Vendors such as Dell, Fujitsu-Siemens, HP and IBM offer it embedded into some servers and it is also available separately, but until now it has cost US$495 to licence.
For firms using virtualisation in their datacentre, servers with embedded ESX 3i make it easy to expand capacity, and the move now means this costs them nothing beyond the hardware purchase.
"As soon as you throw that box into the datacentre, it becomes part of your virtual infrastructure," said Reza Malekzadeh, senior director of product marketing for VMware in EMEA.
But ESX 3i is simply a bare hypervisor, and companies need additional tools to build an effective virtualisation strategy that includes disaster recovery, consolidation, and load balancing.

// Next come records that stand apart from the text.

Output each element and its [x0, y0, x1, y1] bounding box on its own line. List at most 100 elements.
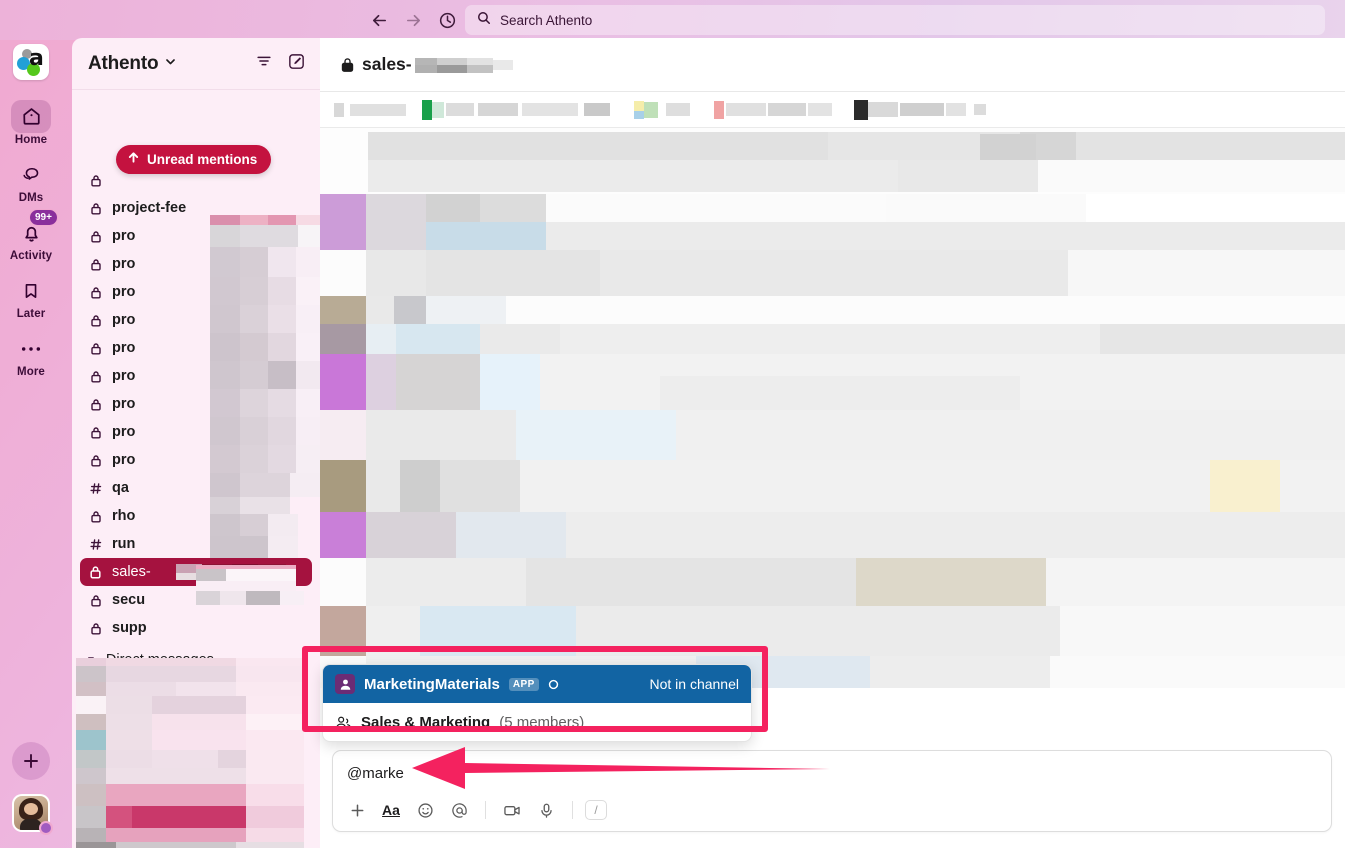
unread-mentions-label: Unread mentions	[147, 152, 257, 167]
arrow-right-icon[interactable]	[402, 9, 424, 31]
lock-icon	[88, 594, 103, 607]
sidebar-channel-row[interactable]: pro	[72, 390, 320, 418]
rail-label-home: Home	[15, 134, 47, 146]
lock-icon	[88, 258, 103, 271]
message-composer[interactable]: @marke Aa /	[332, 750, 1332, 832]
redaction-mosaic-tabs	[334, 98, 994, 122]
composer-toolbar: Aa /	[333, 793, 1331, 831]
activity-badge: 99+	[29, 209, 58, 226]
sidebar-channel-row[interactable]: pro	[72, 446, 320, 474]
unread-mentions-pill[interactable]: Unread mentions	[116, 145, 271, 174]
channel-name: pro	[112, 396, 135, 412]
channel-name: qa	[112, 480, 129, 496]
lock-icon	[88, 342, 103, 355]
rail-item-activity[interactable]: 99+ Activity	[2, 216, 60, 262]
video-icon[interactable]	[498, 797, 526, 823]
sidebar-channel-row[interactable]: project-fee	[72, 194, 320, 222]
dms-icon	[11, 158, 51, 191]
home-icon	[11, 100, 51, 133]
format-text-icon[interactable]: Aa	[377, 797, 405, 823]
slash-command-icon[interactable]: /	[585, 800, 607, 820]
presence-dot	[39, 821, 53, 835]
channel-name: run	[112, 536, 135, 552]
sidebar-header: Athento	[72, 38, 320, 90]
compose-icon[interactable]	[287, 52, 306, 76]
app-avatar-icon	[335, 674, 355, 694]
sidebar-channel-row-qa[interactable]: qa	[72, 474, 320, 502]
lock-icon	[88, 286, 103, 299]
toolbar-divider	[572, 801, 573, 819]
channel-title[interactable]: sales-	[362, 54, 412, 75]
sidebar-channel-row[interactable]: pro	[72, 222, 320, 250]
channel-name: pro	[112, 312, 135, 328]
redaction-mosaic-selected	[176, 564, 286, 580]
sidebar-channel-row-security[interactable]: secu	[72, 586, 320, 614]
mic-icon[interactable]	[532, 797, 560, 823]
channel-tabs[interactable]	[320, 92, 1345, 128]
lock-icon	[88, 174, 103, 187]
app-badge: APP	[509, 678, 539, 691]
arrow-left-icon[interactable]	[368, 9, 390, 31]
sidebar-channel-row[interactable]: pro	[72, 278, 320, 306]
sidebar-channel-row[interactable]: pro	[72, 362, 320, 390]
lock-icon	[340, 56, 355, 73]
chevron-down-icon[interactable]	[164, 55, 177, 73]
rail-item-home[interactable]: Home	[2, 100, 60, 146]
workspace-logo-icon[interactable]: a	[13, 44, 49, 80]
top-bar: Search Athento	[0, 0, 1345, 40]
plus-icon[interactable]	[12, 742, 50, 780]
emoji-icon[interactable]	[411, 797, 439, 823]
channel-name: sales-	[112, 564, 151, 580]
rail-item-more[interactable]: More	[2, 332, 60, 378]
search-placeholder: Search Athento	[500, 13, 592, 28]
arrow-up-icon	[127, 151, 140, 167]
sidebar-scroll[interactable]: Unread mentions	[72, 90, 320, 848]
lock-icon	[88, 314, 103, 327]
sidebar-channel-row-run[interactable]: run	[72, 530, 320, 558]
lock-icon	[88, 202, 103, 215]
dm-section-label: Direct messages	[106, 652, 214, 668]
sidebar-channel-row-sales[interactable]: sales-	[80, 558, 312, 586]
sidebar-channel-row[interactable]: pro	[72, 334, 320, 362]
plus-icon[interactable]	[343, 797, 371, 823]
sidebar-channel-row-support[interactable]: supp	[72, 614, 320, 642]
bookmark-icon	[11, 274, 51, 307]
nav-controls	[368, 9, 458, 31]
sidebar-channel-row[interactable]: pro	[72, 250, 320, 278]
composer-input[interactable]: @marke	[333, 751, 1331, 793]
avatar[interactable]	[12, 794, 50, 832]
user-group-icon	[335, 715, 352, 730]
app-window: Search Athento a Home DMs	[0, 0, 1345, 848]
toolbar-divider	[485, 801, 486, 819]
sidebar-channel-row[interactable]: pro	[72, 418, 320, 446]
dm-section-header[interactable]: ▼ Direct messages	[72, 642, 320, 674]
clock-icon[interactable]	[436, 9, 458, 31]
channel-name: project-fee	[112, 200, 186, 216]
mention-icon[interactable]	[445, 797, 473, 823]
redaction-mosaic-channel-title	[415, 54, 645, 76]
channel-name: pro	[112, 256, 135, 272]
filter-icon[interactable]	[255, 52, 273, 75]
lock-icon	[88, 565, 103, 579]
rail-item-later[interactable]: Later	[2, 274, 60, 320]
channel-header: sales-	[320, 38, 1345, 92]
workspace-name[interactable]: Athento	[88, 53, 158, 75]
rail-label-later: Later	[17, 308, 46, 320]
caret-down-icon: ▼	[86, 655, 96, 666]
channel-name: pro	[112, 424, 135, 440]
autocomplete-item-sales-marketing[interactable]: Sales & Marketing (5 members)	[323, 703, 751, 741]
left-rail: a Home DMs 99+ Activity	[0, 40, 62, 848]
channel-name: secu	[112, 592, 145, 608]
autocomplete-status-text: Not in channel	[649, 676, 739, 692]
sidebar-channel-row[interactable]: pro	[72, 306, 320, 334]
lock-icon	[88, 510, 103, 523]
autocomplete-item-marketingmaterials[interactable]: MarketingMaterials APP Not in channel	[323, 665, 751, 703]
sidebar-channel-row-rho[interactable]: rho	[72, 502, 320, 530]
mention-autocomplete-popup[interactable]: MarketingMaterials APP Not in channel Sa…	[322, 664, 752, 742]
lock-icon	[88, 454, 103, 467]
rail-item-dms[interactable]: DMs	[2, 158, 60, 204]
hash-icon	[88, 538, 103, 551]
search-bar[interactable]: Search Athento	[465, 5, 1325, 35]
channel-name: pro	[112, 368, 135, 384]
redaction-mosaic-dms	[72, 658, 320, 848]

Malekzadeh said that making the hypervisor free is thus the next step in VMware's strategy to drive take-up of virtualisation.
"We have delivered free tools like Player and Server in the past, when the time was right," he added.

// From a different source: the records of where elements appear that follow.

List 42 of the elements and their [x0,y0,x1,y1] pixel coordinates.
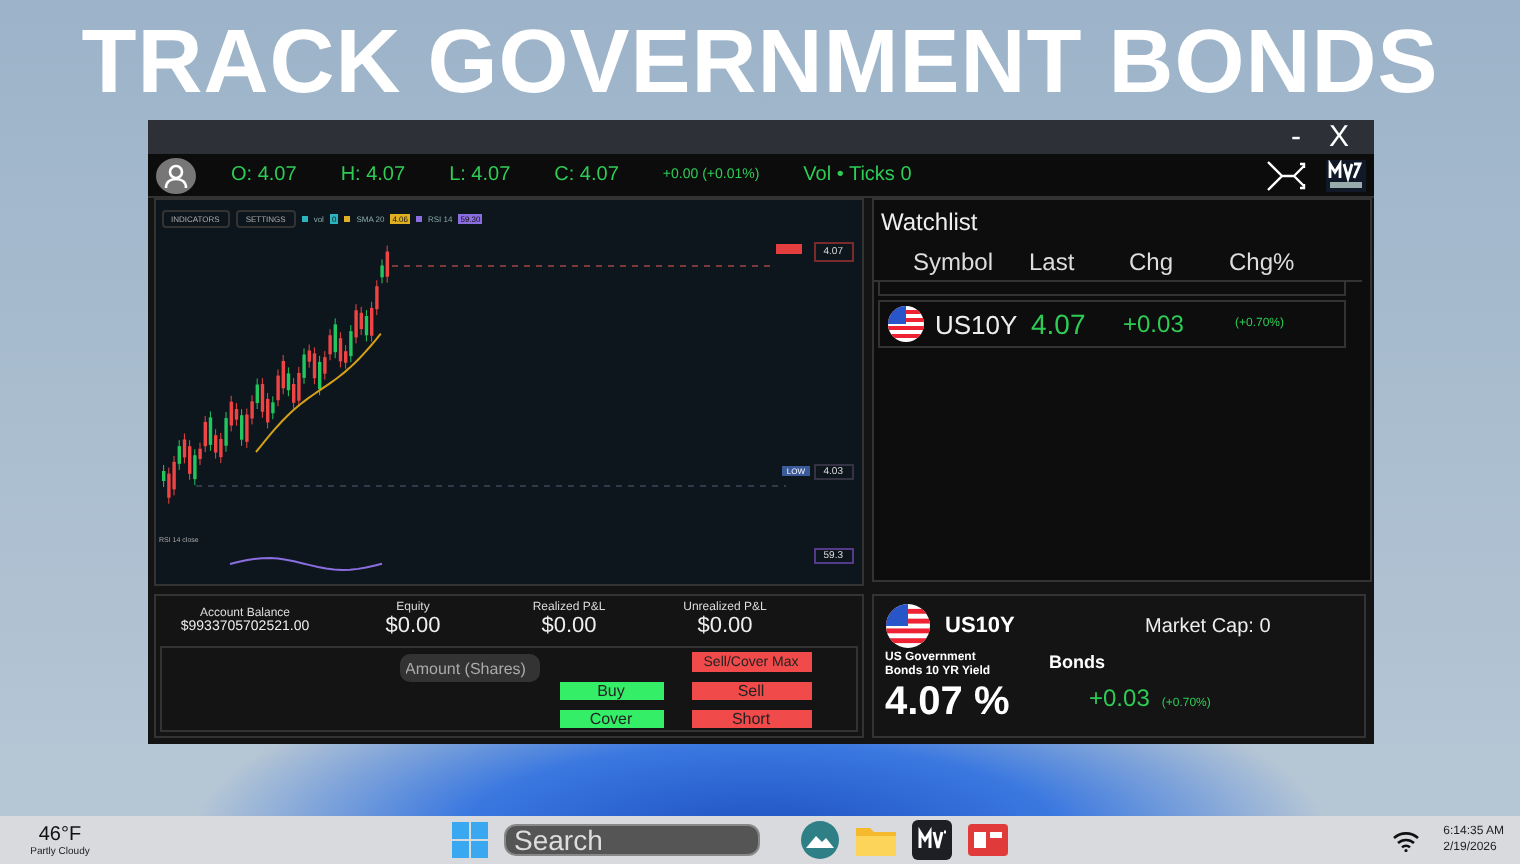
share-icon[interactable] [1265,159,1305,191]
order-button[interactable]: Cover [559,710,663,728]
stat-value: $0.00 [385,614,441,638]
wifi-icon[interactable] [1391,829,1420,851]
volume-ticks: Vol • Ticks 0 [803,164,912,186]
news-logo-icon[interactable] [1325,159,1365,191]
market-cap: Market Cap: 0 [1145,615,1271,637]
low-price: L: 4.07 [449,164,511,186]
category-label: Bonds [1049,652,1107,672]
order-button[interactable]: Sell [691,682,811,700]
yield-value: 4.07 % [885,680,1012,726]
flag-icon [887,306,923,342]
avatar-icon[interactable] [155,157,195,193]
order-button[interactable]: Buy [559,682,663,700]
symbol-text: US10Y [935,309,1019,339]
minimize-button[interactable]: - [1290,120,1301,154]
change-value: +0.03 [1089,684,1150,712]
column-header: Symbol [913,248,996,276]
open-price: O: 4.07 [231,164,297,186]
mountain-app-icon[interactable] [800,820,840,860]
column-header: Chg% [1229,248,1297,276]
column-header: Last [1029,248,1077,276]
amount-field[interactable]: Amount (Shares) [399,654,539,682]
symbol-text: US10Y [945,614,1017,638]
moving-average-line [254,332,381,453]
watchlist-title: Watchlist [879,206,980,240]
last-price: 4.07 [1031,308,1088,340]
high-price: H: 4.07 [340,164,406,186]
news-app-icon[interactable] [968,824,1008,856]
banner-title: TRACK GOVERNMENT BONDS [81,8,1439,116]
search-field[interactable]: Search [504,824,760,856]
stat-value: $0.00 [697,614,753,638]
change-value: +0.03 [1123,310,1186,338]
price-tag [775,244,801,254]
close-price: C: 4.07 [554,164,619,186]
close-button[interactable]: X [1328,120,1349,154]
order-button[interactable]: Short [691,710,811,728]
app-logo-icon[interactable] [912,820,952,860]
column-header: Chg [1129,248,1176,276]
stat-value: $0.00 [541,614,597,638]
weather-temperature[interactable]: 46°F [38,823,82,845]
flag-icon [885,604,929,648]
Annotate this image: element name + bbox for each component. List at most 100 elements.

Butler Group analyst Roy Illsley said that while VMware's strength lies in its virtual infrastructure products, these are built on top of its own hypervisor and so it needs to get this technology adopted as widely as possible.
The current move can thus be seen as a strategic one to counter the threat rivals such as Citrix and Microsoft might offer in future.
"If Windows Server 2008 is as popular in three year's time as [Windows Server] 2003 is now, people will start to re-visit their virtualisation strategy and ask why they need VMware if there's a hypervisor built into the operating system," he said.
While Windows with Hyper-V cannot match the capabilities of VMware's products today, it may well be able to in the near future, according to Illsley.